Papers of Robert Woody, Newton Dixon Woody, and other members of the Woody family include a rich trove of business and personal correspondence; legal and financial papers; printed materials; and manuscript volumes. The papers of this family concern the mercantile and milling businesses of Robert Woody in Chatham County, North Carolina, and Newton Dixon Woody in Guilford County, North Carolina, in the 1850s; the decision of Newton D. Woody to leave North Carolina during the Civil War and his return in 1865; experiences of Frank H. Woody, a lawyer and clerk, in the Washington and Montana territories in the 1860s and 1870s, in which he mentions clashes with Native Americans and settlers, and reports seeing Sherman in 1878. There are also letters with news from relatives living in Indiana.
Other papers include information about temperance meetings, including the General Southern Temperance Conference at Fayetteville, North Carolina, 1835; hog droving; commodity prices in the last half of the 19th century; general economic conditions in North Carolina and the United States in the 19th century; the upkeep of roads in Guilford County; and the experiences of Mary Ann Woody as a student at New Garden Boarding School, Guilford County, 1852-1853. In addition, there is a bill of sale for slaves and a letter from Alabama describing African American celebrations at Christmas, 1857.
There are also important materials regarding the Civil War and its aftermath, including descriptions of camp life by a soldier in the 21st North Carolina Regiment during the Civil War; experiences of Confederate soldiers in Union prisons at Johnson's Island, Ohio, and Elmira, New York, during the war; and accounts of Reconstruction in Augusta, Georgia, given by a Union sympathizer, 1867-1868. Printed matter in the collection relates to the activities of Unionists in North Carolina during the Civil War and opposition to Ulysses S. Grant and the Radicals. There is also a May 1865 letter saying that John Gilmore of N.C. was dividing land with freed African Americans, and a letter mentioning African American violence during elections in an unspecified state in Dec. 1870.
Volumes in the collection include minutes of meetings of the Orange Peace Society, Orange County, North Carolina, 1824-1830; memorandum books; an account book kept during the construction of a Quaker church at High Falls, North Carolina, 1905-1909; minute book of meetings of the Friends of Prosperity, 1913-1914. Other papers in the collection mention camp meetings and religious revivals in North Carolina and their effect on Quakers.
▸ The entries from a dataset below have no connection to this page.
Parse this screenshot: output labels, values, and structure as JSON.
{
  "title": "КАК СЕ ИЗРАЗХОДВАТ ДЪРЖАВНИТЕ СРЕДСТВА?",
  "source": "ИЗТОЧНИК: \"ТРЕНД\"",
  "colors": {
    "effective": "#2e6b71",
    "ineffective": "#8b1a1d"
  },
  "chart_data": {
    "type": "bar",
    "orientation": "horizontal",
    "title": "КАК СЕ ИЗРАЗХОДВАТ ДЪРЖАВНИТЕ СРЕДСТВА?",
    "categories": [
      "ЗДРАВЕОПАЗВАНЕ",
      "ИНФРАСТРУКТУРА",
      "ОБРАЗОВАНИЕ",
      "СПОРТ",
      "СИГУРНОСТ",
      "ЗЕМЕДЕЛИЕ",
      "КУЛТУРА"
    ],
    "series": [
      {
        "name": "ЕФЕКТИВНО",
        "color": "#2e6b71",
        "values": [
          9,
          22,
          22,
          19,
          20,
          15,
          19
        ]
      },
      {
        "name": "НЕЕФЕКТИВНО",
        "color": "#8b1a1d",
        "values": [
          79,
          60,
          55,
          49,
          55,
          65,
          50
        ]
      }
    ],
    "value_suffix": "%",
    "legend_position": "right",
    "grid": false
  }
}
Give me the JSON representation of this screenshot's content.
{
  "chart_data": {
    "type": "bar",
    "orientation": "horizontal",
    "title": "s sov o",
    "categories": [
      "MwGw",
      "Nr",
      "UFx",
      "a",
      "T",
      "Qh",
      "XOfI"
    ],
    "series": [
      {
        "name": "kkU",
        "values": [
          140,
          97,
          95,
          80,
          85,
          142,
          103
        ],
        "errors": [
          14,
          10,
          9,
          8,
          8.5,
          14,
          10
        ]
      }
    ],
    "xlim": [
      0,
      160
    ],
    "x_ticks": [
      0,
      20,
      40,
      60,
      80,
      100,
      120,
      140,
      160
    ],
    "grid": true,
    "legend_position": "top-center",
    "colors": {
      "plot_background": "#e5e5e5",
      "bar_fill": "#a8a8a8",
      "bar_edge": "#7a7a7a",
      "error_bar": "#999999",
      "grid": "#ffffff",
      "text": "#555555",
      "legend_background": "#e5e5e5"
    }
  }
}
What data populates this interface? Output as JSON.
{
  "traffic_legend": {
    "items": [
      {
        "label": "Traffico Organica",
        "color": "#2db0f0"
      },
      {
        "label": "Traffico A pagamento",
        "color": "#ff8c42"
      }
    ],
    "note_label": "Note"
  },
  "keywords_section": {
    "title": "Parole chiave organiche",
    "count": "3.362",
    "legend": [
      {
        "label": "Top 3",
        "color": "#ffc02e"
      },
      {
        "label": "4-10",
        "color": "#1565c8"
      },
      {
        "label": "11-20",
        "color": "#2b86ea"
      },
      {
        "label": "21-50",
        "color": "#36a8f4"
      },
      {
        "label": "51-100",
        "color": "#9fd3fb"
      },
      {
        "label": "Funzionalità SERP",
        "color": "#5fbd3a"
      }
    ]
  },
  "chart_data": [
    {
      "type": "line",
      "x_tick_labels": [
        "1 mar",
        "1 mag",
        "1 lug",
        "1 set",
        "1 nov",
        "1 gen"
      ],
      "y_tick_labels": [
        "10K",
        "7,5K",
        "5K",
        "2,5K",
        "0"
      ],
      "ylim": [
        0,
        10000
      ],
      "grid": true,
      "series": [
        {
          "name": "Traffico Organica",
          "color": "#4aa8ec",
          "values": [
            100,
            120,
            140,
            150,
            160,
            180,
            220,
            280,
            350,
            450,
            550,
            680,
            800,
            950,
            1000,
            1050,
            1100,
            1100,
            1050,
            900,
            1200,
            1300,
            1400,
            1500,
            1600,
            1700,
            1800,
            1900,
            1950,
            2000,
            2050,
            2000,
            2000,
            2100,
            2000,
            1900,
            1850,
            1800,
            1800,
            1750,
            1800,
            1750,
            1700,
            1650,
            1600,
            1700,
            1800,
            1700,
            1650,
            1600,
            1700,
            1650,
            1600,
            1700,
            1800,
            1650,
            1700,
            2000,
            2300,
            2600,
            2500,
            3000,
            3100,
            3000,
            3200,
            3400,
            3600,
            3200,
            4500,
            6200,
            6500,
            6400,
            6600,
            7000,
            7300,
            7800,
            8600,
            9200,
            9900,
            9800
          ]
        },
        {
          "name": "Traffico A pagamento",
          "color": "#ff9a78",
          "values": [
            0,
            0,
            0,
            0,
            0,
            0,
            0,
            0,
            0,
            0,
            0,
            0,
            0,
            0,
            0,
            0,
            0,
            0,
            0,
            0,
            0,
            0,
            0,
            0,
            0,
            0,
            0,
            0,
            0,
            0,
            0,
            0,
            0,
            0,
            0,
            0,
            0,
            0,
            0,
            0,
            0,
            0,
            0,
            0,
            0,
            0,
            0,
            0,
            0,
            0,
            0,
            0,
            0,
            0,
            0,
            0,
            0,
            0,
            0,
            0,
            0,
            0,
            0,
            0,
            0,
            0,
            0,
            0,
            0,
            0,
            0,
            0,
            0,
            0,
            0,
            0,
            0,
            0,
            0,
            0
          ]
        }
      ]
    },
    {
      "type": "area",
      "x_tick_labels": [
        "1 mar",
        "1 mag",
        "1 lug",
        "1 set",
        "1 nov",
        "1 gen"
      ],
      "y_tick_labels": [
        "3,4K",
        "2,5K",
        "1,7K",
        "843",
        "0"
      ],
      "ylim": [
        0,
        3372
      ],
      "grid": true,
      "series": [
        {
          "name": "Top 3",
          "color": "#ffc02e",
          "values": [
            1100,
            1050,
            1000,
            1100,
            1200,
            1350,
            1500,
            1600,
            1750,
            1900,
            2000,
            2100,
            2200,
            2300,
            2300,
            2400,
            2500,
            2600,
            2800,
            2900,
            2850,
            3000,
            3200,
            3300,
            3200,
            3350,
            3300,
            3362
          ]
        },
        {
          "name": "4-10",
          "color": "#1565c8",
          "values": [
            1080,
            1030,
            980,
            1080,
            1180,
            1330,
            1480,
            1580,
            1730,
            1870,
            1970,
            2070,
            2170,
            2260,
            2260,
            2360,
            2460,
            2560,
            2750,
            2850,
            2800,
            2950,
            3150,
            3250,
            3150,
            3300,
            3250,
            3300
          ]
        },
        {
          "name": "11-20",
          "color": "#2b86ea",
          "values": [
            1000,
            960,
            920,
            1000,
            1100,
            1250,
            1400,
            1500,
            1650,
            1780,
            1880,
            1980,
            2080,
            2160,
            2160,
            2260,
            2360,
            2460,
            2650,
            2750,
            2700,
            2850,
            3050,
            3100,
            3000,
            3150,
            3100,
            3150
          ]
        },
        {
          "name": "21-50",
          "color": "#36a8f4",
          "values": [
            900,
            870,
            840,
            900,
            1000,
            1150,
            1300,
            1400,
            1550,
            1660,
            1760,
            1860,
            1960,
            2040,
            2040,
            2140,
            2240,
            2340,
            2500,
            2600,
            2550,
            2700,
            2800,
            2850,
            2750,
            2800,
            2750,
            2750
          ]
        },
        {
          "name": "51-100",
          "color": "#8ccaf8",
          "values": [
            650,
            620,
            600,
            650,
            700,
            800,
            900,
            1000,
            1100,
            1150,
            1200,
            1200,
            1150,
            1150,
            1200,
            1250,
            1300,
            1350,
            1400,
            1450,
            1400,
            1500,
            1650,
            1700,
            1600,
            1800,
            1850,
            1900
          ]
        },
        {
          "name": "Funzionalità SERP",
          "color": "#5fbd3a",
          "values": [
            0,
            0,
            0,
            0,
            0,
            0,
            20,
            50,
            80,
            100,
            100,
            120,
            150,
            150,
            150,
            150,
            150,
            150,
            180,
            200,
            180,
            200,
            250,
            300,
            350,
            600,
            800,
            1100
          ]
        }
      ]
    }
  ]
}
There are also financial record books of Robert Woody and Newton Dixon Woody.
Robert Woody was a merchant of Chatham County, North Carolina, and was postmaster at Mudlick in that county in the 1830s. For a number of years he had a business partner named Dixon. The papers of Newton D. woody start in 1848. He was a Quaker, as Robert may have been, and in the 1850s was in the mercantile and milling business with Thomas Dixon. He lived at Snow Camp and near Shaw's Mills, Guilford County. According to a printed letter written by Bryan Tyson in Oct. 1872, Newton held a petty office at the beginning of ate Civil War which exempted him from military service, but later he had to choose between serving in the Confederate Army or fleeing north. He chose the latter, leaving his wife and children behind. The Woody family papers reveal, however, that he was a captain in the 68th Regiment of N.C. Militia from at least some time in 1862 to the latter part of 1864. By Jan. 1865 he had gone to Indianapolis. In Sept. 1865 Newton Woody, along with H. Stewart, was issued a permit by the Freedmen's Bureau as a destitute loyal refugee to travel to Greensboro, N.C. at half rates. In 1872 he was still living at near Shaw's Mills. Along with his sons, Newton Woody established High Falls Manufacturing Company in Moore County, which was in operation into the early 20th century, making warps and yarns; he also owned a series of mills and a cotton gin.
Other papers in the collection are those of Frank H. Woody, Newton's brother. He migrated to Indiana and then to Washington and Montana Territories before the Civil War. In the West he engaged in a variety of occupations; in Dec. 1865 he describes himself as a pettifogging lawyer in Montana Territory. He married in 1871 and by 1872 was a county clerk and recorder in Missoula, Montana.
There are obituaries in the collection for Frank H. Woody, Newton Dixon Woody and his wife, Susan E. (Corsbie) Woody, John M. Woody, first president of Penn College in Iowa, and others.